Daily Kos

An Attemp at Issue Discussion - Immigration

Sun Feb 24, 2008 at 10:18:58 AM PDT

I missed it and it has now been covered up by the primary wars. It was a very fine article on the issue of immigration entitled South of the Border: Another view on immigration that discussed the actual economic issues as opposed to the usual posturing bull manure.  The point (as interpreted by me) was that the immigration problem can only be cured by curing the poverty that exists south of our borders.  The point was also made that NAFTA and other, so called, trade agreements have made matters a lot worse.  And in focusing on this latter point we may be able to develop an understanding of what will be necessary to address the former (the curing of the poverty).  So I will get the bad stuff out of the way first:  The culture of those living south of the border seems to produce a very high birth rate and a very large population.  And there is very little that the American people can do about that unless  education provides an answer.  But this actually brings us to the positive part of this diary.  Read on, McDuff...

While most of us were asleep and/or tending to our own corn patch, NAFTA, snuck by us as a simple trade agreement that would allow the industrialization of Mexico.  The removal of tariffs was sold as a way to create jobs in Mexico thereby relieving the poverty of Mexico and allowing the people of Mexico to stay in their homeland and have a productive and rewarding life.  It was all sweetness and light and a win win deal.

But NAFTA was not just the removal of tariffs.

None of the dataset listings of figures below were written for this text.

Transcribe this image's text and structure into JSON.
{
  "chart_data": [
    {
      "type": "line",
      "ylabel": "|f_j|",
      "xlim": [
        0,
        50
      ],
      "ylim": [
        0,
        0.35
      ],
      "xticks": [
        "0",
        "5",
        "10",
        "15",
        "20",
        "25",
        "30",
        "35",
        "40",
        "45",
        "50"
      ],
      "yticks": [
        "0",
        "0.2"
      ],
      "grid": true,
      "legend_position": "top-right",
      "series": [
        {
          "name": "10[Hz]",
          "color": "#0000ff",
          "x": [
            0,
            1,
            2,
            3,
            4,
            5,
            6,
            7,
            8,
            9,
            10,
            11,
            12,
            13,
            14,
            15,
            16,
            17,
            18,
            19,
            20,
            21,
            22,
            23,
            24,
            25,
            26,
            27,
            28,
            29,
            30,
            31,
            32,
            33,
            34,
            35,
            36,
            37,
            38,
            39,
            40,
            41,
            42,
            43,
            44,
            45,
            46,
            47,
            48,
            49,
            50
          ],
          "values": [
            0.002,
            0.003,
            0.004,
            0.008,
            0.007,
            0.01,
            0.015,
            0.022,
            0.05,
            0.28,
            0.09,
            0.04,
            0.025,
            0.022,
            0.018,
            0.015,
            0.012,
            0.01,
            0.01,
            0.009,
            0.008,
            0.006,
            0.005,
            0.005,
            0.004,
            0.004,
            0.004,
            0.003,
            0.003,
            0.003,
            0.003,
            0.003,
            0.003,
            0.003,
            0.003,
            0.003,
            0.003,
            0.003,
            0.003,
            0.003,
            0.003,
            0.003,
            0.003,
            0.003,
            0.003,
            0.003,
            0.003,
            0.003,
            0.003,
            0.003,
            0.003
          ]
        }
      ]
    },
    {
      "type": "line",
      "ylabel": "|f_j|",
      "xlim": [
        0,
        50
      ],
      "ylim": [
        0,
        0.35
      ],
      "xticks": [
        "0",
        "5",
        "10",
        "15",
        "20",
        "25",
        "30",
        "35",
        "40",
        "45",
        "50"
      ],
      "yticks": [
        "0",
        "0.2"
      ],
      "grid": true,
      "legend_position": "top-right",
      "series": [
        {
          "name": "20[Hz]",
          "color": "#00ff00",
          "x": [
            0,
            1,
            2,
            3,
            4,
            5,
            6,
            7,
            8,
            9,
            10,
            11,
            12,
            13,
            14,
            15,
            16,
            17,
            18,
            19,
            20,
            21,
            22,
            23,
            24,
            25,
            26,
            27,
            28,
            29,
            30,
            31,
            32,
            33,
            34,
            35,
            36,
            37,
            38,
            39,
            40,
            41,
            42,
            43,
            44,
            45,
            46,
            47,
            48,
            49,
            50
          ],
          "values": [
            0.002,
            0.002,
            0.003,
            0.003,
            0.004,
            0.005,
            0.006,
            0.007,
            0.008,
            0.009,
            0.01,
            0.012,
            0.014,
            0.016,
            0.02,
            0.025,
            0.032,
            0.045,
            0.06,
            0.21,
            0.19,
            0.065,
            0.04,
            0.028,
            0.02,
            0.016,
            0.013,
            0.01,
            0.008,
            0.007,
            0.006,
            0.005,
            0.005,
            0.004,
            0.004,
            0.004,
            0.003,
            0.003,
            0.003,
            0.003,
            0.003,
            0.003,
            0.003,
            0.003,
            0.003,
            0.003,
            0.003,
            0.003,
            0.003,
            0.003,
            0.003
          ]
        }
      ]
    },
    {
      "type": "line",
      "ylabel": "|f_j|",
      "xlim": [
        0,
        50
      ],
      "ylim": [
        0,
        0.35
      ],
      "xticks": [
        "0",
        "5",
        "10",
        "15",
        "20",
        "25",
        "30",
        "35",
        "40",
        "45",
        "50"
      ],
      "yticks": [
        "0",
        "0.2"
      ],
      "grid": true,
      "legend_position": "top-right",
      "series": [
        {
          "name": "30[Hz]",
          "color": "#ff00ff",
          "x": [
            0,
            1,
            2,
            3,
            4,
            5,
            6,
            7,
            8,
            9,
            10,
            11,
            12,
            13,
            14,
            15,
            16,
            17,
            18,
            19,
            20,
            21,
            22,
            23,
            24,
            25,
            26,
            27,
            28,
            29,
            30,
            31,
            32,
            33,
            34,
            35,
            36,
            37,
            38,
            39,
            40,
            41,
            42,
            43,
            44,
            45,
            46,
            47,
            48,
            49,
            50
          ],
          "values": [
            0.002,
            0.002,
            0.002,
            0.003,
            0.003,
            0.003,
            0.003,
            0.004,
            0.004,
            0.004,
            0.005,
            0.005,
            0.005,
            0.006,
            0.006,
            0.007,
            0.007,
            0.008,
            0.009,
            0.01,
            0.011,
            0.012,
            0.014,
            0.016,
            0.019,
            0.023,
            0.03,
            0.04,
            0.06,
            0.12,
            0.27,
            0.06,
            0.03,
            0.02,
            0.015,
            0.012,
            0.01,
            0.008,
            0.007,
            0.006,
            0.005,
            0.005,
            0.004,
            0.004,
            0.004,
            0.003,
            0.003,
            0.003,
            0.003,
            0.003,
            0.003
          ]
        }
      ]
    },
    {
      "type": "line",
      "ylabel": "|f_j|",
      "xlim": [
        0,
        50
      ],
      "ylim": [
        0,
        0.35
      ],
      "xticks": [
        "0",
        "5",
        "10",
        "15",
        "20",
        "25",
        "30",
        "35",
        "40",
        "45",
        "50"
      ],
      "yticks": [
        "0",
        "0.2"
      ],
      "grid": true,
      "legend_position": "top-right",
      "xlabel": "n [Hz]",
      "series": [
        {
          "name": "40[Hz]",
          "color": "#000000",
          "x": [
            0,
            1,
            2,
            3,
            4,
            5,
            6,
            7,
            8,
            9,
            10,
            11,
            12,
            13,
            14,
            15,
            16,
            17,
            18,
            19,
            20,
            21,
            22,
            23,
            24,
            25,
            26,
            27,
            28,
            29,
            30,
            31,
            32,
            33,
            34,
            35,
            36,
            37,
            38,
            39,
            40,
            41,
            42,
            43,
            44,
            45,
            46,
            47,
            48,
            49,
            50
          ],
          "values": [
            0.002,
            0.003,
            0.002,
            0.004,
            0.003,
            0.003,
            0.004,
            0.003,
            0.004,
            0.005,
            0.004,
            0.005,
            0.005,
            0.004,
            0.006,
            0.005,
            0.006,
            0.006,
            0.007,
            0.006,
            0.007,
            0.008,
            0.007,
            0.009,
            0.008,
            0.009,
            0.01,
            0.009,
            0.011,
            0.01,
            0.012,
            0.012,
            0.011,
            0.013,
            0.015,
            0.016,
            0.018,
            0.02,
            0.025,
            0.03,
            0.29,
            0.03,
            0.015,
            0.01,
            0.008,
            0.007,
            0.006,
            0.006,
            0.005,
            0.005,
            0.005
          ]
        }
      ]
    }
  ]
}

If that were the case then NAFTA, sold as an INCREASE in jobs in Mexico would have been a limited "success".  As it turned out even this claim was a lie in that the result of removing the tariffs, far from creating additional job opportunities, simply outsourced American jobs to Mexico ("that giant sucking sound").  The worst of it was not ever discussed and thus never considered by the American people:  NAFTA allowed  the free use of financial capital and the consolidation and unemployment that went with it especially in the agricultural sector. The result of that was the consolidation and mechanization of small farms that resulted in unemployment for a great many agricultural workers.  Meanwhile, other "free trade" agreements moved manufacturing jobs from Mexico to China.  The result was an outsourcing of the American manufacturing livelihood to Mexico for only a very brief instant before the those jobs ended up in other locales.

If you want to put the genie back in the bottle there is a way to do it.  It cannot be done by the American people however and it cannot be done as long as Chavez of Venezuela is being painted as Satan incarnate.  And there is no way in hell that a Republican party will tolerate it.  Because part of the solution is a higher degree of what American pseudo-capitalists will term "socialism "in Mexico.  To put the point quite finely, the egalitarian redistribution of resource extraction revenue and land rents will do more to alleviate the problems in Mexico than anything else could ever do.  The consolidated farms must be pseudo nationalized and the corruption that pervades the national oil company must cease. The pseudo-nationalization of the farms is a rather simple matter.  It amounts to a national ad valorem tax on the value of land and use of the proceeds to grant a monthly citizen's dividend in equal share to all the citizens of Mexico.  What this does is to redistribute a major portion of the gains from consolidation and mechanization to the citizens instead of sending those gains to Wall Street USA.  In the broader sense it delivers the birthright of all Mexican citizens to them (it is their land and their oil) and so long as there is still a profit for actual farming and oil extraction then those enterprises will continue.  And the profit need not be very much.

But let us suppose that I am wrong (which I am not).  If I am wrong the land will be abandoned by Wall Street and go back to the small farms economy.  For the Mexican people there just isn't a downside on this deal.  Believe me when I tell you (and on this I admit I am guessing), the people who become migrant workers do not own the farmland.  But then again, I don't really KNOW that the sun will rise in the east tomorrow.

Land rent and the value of oil is the result of population growth (demand).  There is no "supply side" of this equation in that the amount of natural resources is "fixed". No amount of investment or labor will create any more land or oil.  And as the value of the resource is determined purely by demand while the supply is totally inelastic, then proceeds from the use of the resource belong to the entire population within the sovereignty where the resource is located.